Fırat ve Dicle Havzası ve Sorunlar

Türkiye ile Irak arasında 23 Mart 1946 tarihli “Dostluk ve İyi Komşuluk Antlaşmasına Ek Dicle, Fırat ve Kolları Sularının Düzene Konması Protokolü” hala geçerlidir. Protokolde suların akışının düzenlenmesi ve taşkınların önlenebilmesi için gereken düzenlemelerin yapılabileceği ve böyle bir durumda Türkiye’nin mümkün olduğu şekilde iki ülke yararına düzenlemeler yapması ve Irak’a önceden haber vermesi kabul edilmiştir. Türkiye ile Fransa arasında imzalanmış olan 20 Ekim 1921 tarihli Ankara Antlaşması’nın 12. maddesinde, Kuveik Suyu’nun Halep ile Türk bölgesi arasında kalan kısmının hakça kullanılması ve Halep şehri için Fırat’tan su alınmasına dair düzenlemeler yapılmıştır. Aynı düzenlemeler Fransa ile 1926 yılında imzalanan antlaşma ile teyit edilmiştir. Suriye’nin bağımsızlığını kazanmasından sonra bu düzenlemeler üzerinde yeni bir antlaşma yapılmamıştır. Suriye ile ilk sorunlar 1954 yılında Keban Barajı projesinin gündeme gelmesiyle ortaya çıkmış ve Suriye 1960 yılında Fırat sularının yeniden düzenlemesini istemiştir. Bu konuda kesin bir antlaşma yapılmamasına rağmen 1987 tarihli ekonomik işbirliği protokolü ile geçici bir düzenleme yapılmış ve Türkiye’nin Suriye’ye yıllık ortalama 500 m3/sn su bırakılması kabul edilmiştir.

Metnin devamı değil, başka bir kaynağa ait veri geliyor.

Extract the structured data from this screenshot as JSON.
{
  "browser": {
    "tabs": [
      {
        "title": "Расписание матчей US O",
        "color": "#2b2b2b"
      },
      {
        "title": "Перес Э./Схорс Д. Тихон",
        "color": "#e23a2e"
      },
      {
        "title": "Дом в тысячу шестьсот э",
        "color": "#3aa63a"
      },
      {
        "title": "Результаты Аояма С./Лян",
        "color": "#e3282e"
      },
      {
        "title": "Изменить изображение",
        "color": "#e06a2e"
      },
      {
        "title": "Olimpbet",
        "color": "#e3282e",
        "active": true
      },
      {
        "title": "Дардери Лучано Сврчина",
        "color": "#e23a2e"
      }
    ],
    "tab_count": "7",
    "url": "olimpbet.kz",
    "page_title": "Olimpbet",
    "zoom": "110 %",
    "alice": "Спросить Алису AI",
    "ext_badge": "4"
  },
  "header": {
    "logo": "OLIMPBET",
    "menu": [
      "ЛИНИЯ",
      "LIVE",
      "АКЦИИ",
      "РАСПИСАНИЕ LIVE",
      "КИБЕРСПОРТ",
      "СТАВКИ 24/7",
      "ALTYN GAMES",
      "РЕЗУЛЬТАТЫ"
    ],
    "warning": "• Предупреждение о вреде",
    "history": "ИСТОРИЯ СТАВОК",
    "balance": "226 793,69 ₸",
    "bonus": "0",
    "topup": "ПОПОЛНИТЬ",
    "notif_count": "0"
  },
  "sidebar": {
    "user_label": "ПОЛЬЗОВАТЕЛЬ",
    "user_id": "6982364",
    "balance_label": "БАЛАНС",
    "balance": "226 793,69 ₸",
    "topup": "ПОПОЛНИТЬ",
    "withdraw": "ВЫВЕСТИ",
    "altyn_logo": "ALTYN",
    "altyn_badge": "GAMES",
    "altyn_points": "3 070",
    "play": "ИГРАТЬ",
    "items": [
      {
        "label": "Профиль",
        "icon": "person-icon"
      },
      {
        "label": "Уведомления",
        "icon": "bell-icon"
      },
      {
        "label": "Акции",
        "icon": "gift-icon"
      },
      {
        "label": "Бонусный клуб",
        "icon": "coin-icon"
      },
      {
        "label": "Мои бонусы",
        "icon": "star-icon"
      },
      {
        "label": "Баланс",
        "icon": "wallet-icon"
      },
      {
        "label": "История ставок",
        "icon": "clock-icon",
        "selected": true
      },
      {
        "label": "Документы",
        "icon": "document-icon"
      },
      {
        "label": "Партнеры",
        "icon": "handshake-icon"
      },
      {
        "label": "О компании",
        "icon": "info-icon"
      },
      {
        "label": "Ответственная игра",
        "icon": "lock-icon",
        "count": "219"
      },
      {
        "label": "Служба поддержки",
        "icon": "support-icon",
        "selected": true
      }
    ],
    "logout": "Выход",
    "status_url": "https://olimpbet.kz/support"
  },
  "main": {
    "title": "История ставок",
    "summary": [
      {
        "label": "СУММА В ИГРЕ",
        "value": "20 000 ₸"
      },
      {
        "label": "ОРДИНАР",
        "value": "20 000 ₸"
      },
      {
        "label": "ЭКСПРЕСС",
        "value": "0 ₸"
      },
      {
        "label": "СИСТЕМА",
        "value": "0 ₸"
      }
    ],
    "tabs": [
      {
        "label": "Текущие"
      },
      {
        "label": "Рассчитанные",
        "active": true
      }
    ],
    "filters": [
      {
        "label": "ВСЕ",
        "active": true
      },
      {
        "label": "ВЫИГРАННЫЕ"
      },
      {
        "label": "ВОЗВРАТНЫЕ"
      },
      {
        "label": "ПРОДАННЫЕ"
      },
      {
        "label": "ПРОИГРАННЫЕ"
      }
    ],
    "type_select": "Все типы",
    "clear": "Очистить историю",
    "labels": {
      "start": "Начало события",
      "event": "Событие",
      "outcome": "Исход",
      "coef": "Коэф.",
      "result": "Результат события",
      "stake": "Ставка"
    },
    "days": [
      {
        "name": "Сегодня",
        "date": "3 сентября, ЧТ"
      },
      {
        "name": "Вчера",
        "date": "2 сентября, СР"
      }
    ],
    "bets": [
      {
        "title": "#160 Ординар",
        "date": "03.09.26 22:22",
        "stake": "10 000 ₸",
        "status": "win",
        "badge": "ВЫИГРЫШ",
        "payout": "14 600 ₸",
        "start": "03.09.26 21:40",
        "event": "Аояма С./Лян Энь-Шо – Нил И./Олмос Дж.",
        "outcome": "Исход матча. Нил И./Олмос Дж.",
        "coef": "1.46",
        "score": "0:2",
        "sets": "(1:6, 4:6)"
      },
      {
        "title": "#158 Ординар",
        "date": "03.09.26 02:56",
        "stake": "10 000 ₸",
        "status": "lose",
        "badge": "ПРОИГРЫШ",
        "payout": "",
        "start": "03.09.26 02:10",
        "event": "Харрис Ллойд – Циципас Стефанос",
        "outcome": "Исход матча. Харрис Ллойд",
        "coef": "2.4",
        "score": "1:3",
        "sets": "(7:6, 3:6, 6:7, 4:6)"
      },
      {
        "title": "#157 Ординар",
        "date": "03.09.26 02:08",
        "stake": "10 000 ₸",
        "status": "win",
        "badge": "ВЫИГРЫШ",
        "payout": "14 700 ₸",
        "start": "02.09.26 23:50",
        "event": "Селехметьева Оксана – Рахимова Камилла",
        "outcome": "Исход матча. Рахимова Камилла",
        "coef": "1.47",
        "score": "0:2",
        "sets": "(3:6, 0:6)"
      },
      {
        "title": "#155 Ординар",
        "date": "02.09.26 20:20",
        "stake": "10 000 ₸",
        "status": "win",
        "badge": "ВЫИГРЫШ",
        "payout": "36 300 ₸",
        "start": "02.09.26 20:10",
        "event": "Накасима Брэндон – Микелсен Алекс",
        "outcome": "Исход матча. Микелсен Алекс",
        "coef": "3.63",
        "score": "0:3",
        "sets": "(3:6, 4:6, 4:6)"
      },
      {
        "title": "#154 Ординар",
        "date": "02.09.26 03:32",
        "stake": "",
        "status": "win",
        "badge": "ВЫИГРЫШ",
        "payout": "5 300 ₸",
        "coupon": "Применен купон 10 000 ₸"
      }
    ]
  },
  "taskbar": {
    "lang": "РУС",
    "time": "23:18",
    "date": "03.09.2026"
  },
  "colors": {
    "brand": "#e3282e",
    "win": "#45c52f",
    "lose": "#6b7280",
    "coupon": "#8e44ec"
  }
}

Havzanın Durumu ve Mevcut Kullanımlar; Suriye’nin Fırat üzerindeki en önemli tesisi Tabka (Esad) Barajıdır. Sovyetler Birliği tarafından yapılan Tabka Barajı Sibirya’daki yüksek su seviyeli nehirler üzerine inşa edilen baraj anlayışına uygun olarak yapıldığından, elektrik üretimi için normalden daha fazla suya gerek duymaktadır. Barajın su tutma seviyesinin düşük olması, drenaj havzası ve sulama kanallarının yanlış yapılması sebebiyle tarım sulaması için beklenen verim sağlanamamıştır. Türkiye’nin verdiği suyu Suriye’nin yetersiz bulmasının en önemli sebebi, budur. Diğer taraftan barajın toplama gölünün yapıldığı arazi, Suriye’nin en verimli topraklarının üzerine yerleştirilmiştir. Tabka hedeflenen ihtiyaçları karşılamada yetersiz kaldıysa da, Suriye’nin GAP’ı ima ederek Türkiye’yi suçladığı gibi, Irak’a akacak suyu kontrol edebilme imkanı vermesi bakımından stratejik bir değere sahiptir. Nitekim barajın yapımı aşamasında Irak ve Suriye savaşın eşiğine gelmiştir. Suriye 2010 yılına kadar gerçekleştirmeyi hedeflediği “gıda güvenliği” projesi ile tarımda kendi kendine yetmeyi amaçlamakta, bunun için de tarım arazilerini genişletmeyi planlamaktadır.

[img]http://haberiniz.com/images/stories/firat_nehri.jpg[/img]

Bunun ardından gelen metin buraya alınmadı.